The problem is a result of how the query link was stored, and some of the changes made in v0.7.

Why It Happened

Fourcast uses an extremely primitive method of storing data – instead of saving weather information in a database for later retrieval, it simply uses the app’s Isolated Storage file and saves weather data there.

Query links are nested inside the weather data objects that are written to Isolated Storage, and not stored as a separate “entry”. From a design perspective this made some sense, as it would be useful to take a weather object and be able to retrieve updated data for the same location by just “asking” the object what its query link was. So when Fourcast launches it retrieves the stored weather objects (which is how the app can display weather it had loaded the last time it was run – this happens in LoadWeatherFromPreferences), pulls the query link from them, and tries to get updated weather data.

The whole reason this took so long to figure out was basically because I’d been looking in the wrong place for the wrong things. In the process of refactoring everything, chunks of code got shifted between files to make more logical sense (and several things were partially rewritten) – I’d basically assumed that the query link wasn’t being saved properly, and was searching for the point where this was the case.

Here’s the real cause of the issue, a change to the weather object which was carried out months ago when I first started working on v0.7. Thanks to version control, it was extremely obvious where the problem was… once I actually looked in the right place.

Comparison of Fourcast code from v0.6 and v0.7, showing renamed variables that caused a crash.

Most of the variables here were renamed so they actually followed standard naming conventions, which basically broke everything. The weather objects saved under v0.6 were still retrievable in v0.7, but were unusable since they were essentially a blank slate (as the saved data didn’t match the new variable names, and so everything defaulted to their uninitialized values).
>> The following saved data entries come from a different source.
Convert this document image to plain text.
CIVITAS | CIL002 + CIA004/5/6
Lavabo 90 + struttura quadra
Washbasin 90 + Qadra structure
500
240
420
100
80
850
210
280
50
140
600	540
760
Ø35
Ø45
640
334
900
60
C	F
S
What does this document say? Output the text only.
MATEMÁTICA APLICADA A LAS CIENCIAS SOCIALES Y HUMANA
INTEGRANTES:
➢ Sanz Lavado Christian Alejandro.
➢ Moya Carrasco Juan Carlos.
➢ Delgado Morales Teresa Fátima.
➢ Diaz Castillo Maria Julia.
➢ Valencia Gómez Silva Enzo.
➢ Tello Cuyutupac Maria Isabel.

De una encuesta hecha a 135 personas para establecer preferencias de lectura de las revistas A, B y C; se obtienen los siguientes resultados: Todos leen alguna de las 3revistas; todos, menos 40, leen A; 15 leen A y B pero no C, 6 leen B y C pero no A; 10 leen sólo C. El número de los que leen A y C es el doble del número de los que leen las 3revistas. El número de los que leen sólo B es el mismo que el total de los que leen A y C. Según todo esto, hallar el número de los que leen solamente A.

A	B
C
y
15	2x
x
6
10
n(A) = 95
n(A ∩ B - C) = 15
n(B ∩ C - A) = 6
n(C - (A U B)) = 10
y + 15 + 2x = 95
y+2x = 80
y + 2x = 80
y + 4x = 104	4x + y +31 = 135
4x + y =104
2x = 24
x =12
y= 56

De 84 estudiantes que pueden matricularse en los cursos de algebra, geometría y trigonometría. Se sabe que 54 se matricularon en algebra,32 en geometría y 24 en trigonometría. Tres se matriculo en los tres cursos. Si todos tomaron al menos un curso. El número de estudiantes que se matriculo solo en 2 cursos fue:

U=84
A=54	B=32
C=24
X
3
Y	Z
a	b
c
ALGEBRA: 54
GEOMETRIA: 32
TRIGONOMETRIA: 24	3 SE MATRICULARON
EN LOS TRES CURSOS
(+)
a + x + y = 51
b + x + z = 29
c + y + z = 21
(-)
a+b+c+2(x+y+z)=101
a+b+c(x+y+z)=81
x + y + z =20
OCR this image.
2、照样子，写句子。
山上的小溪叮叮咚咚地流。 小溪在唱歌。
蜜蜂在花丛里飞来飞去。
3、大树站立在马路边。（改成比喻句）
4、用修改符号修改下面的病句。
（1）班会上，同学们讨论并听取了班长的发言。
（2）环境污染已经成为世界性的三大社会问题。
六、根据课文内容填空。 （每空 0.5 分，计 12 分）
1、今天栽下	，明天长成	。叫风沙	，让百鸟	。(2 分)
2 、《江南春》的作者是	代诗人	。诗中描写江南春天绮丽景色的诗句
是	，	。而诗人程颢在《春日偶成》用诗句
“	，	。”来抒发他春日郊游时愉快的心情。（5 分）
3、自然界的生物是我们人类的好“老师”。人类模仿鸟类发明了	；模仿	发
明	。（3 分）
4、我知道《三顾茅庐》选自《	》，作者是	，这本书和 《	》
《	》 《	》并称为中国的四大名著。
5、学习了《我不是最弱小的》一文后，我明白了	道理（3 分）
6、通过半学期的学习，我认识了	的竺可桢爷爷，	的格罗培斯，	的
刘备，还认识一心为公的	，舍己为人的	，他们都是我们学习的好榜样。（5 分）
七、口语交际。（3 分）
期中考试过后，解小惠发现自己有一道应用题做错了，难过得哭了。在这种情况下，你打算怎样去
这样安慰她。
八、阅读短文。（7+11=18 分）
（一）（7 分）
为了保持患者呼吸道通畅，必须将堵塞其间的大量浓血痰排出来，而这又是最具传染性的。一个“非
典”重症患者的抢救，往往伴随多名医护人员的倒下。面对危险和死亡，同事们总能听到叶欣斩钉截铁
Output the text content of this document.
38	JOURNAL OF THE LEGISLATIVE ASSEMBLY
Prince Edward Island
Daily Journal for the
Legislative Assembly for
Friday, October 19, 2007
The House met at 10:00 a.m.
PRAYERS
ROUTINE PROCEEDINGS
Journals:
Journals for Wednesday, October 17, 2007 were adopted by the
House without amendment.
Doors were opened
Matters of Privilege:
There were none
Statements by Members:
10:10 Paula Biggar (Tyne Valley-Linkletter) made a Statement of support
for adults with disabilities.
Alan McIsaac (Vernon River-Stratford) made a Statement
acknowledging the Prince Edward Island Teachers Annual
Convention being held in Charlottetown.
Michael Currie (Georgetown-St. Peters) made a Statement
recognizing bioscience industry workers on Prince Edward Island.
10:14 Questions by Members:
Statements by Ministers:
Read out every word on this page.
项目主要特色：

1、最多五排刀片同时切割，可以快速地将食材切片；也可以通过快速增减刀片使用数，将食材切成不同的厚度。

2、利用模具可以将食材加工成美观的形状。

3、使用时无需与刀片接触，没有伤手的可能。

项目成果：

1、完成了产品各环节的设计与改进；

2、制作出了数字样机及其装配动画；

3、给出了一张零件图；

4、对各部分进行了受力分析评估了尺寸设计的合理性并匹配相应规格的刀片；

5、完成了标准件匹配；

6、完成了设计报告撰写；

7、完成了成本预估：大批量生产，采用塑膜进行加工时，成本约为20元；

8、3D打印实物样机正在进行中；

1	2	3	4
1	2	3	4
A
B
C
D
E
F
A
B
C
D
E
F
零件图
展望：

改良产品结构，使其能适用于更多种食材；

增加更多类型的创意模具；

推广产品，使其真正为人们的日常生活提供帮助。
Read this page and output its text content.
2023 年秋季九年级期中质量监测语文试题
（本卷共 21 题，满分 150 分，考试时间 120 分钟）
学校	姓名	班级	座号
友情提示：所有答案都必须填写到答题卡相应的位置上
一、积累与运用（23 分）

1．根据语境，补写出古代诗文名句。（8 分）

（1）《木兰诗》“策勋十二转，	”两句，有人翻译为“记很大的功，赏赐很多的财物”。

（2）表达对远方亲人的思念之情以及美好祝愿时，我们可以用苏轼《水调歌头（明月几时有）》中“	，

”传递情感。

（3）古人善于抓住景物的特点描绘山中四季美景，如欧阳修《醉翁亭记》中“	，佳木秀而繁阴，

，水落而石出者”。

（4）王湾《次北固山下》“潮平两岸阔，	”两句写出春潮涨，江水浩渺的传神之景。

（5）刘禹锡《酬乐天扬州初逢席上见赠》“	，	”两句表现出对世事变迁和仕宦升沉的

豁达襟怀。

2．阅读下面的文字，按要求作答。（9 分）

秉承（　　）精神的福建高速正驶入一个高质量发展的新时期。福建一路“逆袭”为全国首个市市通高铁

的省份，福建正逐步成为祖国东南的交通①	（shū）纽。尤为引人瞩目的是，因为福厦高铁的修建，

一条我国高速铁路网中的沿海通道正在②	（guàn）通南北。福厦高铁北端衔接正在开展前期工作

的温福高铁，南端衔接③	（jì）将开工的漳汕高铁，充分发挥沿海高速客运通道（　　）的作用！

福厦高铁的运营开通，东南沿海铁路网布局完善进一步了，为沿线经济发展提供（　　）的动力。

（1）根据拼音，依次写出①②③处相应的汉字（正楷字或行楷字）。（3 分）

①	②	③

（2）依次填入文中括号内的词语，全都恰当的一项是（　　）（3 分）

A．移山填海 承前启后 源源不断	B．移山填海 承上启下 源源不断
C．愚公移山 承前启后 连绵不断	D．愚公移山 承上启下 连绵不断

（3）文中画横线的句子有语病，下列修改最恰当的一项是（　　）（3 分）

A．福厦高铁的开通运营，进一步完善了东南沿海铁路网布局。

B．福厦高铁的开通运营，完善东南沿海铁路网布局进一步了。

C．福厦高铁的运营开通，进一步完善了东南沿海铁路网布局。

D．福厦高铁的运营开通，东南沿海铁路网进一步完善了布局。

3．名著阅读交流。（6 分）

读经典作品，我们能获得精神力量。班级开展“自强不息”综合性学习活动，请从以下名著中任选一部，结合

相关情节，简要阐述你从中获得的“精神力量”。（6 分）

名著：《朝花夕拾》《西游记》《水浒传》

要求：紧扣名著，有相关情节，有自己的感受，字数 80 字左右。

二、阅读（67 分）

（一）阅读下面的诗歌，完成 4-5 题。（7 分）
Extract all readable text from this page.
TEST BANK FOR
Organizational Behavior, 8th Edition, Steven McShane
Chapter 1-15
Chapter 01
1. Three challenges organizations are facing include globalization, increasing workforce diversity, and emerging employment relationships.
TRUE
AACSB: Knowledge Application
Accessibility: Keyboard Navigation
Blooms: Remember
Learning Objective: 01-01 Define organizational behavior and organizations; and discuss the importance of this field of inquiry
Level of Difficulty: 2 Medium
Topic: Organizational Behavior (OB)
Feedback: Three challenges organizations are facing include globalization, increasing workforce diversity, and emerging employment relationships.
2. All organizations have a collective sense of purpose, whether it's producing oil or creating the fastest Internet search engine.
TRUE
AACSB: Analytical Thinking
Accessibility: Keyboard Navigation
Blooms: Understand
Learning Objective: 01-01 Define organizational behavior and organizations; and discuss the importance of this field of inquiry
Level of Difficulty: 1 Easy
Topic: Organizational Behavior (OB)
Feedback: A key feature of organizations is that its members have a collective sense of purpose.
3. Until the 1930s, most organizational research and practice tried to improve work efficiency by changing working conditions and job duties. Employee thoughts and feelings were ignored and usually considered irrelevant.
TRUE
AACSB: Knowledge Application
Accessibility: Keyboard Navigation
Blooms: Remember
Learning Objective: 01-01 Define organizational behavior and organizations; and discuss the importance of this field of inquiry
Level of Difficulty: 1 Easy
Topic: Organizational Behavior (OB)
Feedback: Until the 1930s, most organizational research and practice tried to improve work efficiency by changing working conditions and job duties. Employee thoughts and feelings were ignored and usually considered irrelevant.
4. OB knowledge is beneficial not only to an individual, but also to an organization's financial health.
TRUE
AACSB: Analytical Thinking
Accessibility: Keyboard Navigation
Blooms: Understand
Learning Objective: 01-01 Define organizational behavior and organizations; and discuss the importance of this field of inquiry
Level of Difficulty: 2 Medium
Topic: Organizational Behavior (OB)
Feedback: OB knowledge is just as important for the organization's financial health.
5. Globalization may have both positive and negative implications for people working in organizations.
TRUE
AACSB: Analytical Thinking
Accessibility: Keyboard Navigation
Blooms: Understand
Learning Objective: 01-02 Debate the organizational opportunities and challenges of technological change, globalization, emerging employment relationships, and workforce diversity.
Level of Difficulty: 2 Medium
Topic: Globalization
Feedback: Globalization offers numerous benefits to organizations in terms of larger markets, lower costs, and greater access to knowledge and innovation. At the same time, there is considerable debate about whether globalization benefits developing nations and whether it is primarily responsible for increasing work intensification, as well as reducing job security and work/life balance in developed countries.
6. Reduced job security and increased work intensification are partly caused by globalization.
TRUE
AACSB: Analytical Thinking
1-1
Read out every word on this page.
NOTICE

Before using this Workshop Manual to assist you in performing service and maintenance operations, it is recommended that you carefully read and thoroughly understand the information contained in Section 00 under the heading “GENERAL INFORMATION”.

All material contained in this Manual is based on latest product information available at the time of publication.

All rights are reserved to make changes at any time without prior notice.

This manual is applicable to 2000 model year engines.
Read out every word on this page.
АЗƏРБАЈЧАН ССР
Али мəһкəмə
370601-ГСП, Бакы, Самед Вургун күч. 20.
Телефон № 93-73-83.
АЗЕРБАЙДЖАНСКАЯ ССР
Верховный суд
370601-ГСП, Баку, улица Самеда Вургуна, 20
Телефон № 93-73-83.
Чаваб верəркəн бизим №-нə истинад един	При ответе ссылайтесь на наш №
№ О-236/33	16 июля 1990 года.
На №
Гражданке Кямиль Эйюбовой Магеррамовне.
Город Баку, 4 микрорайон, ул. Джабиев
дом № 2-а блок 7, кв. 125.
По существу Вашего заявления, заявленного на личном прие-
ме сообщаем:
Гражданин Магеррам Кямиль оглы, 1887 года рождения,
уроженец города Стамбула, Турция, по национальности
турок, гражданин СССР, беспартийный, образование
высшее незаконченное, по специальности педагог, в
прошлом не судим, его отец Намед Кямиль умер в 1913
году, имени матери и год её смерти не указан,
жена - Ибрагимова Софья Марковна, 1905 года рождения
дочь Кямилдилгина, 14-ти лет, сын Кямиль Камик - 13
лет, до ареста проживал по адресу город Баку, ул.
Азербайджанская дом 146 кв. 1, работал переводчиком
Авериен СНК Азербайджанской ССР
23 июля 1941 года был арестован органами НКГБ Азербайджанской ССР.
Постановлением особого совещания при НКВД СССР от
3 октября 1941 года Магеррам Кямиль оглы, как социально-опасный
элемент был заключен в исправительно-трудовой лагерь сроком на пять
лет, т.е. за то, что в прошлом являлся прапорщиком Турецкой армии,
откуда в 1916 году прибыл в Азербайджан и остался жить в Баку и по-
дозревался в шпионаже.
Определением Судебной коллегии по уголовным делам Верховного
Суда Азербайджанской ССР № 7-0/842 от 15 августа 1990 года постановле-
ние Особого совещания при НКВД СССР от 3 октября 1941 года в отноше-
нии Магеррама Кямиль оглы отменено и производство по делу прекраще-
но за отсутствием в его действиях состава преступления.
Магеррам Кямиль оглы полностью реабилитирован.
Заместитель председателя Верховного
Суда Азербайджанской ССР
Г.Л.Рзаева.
Because these “blank” objects were still retrievable, Fourcast didn’t see anything out of the ordinary and tried to retrieve weather using what was stored in the QueryLink variable. Which was nothing: null. And so the WeatherEngine crashes the app.

(When the renaming was carried out, all references in the rest of the app were updated to use the new names as well. This is why the app works normally if v0.7 was clean-installed – there’s essentially no change in this scenario.)

What’s Been Done

In v0.8, the app doesn’t just blindly pass the query link reference to WeatherEngine any more – it checks if there’s actually a query link first, then lets you search for a location if there isn’t (as opposed to just crashing the app, which since the issue occurred on application launch lead to an endless cycle of crashing.) This handles the situation here (tested by deploying v0.6, running it, then deploying v0.8), as well as any other scenarios where this might happen.

Wrapping Up

To reiterate: uninstalling and reinstalling the app will resolve this issue, since it’s caused by v0.7 essentially being incompatible with saved data from v0.6. This only applies to users who have upgraded from v0.6 to v0.7, and have set Fourcast to load weather for either the last location viewed, or the Home Location upon launch.

Users who have installed v0.7 without using v0.6, or those who have Fourcast set to locate them upon launch do not need to do anything.

Thanks to everyone who sent in crash reports. I’m sorry this issue even occurred, and for any trouble it caused.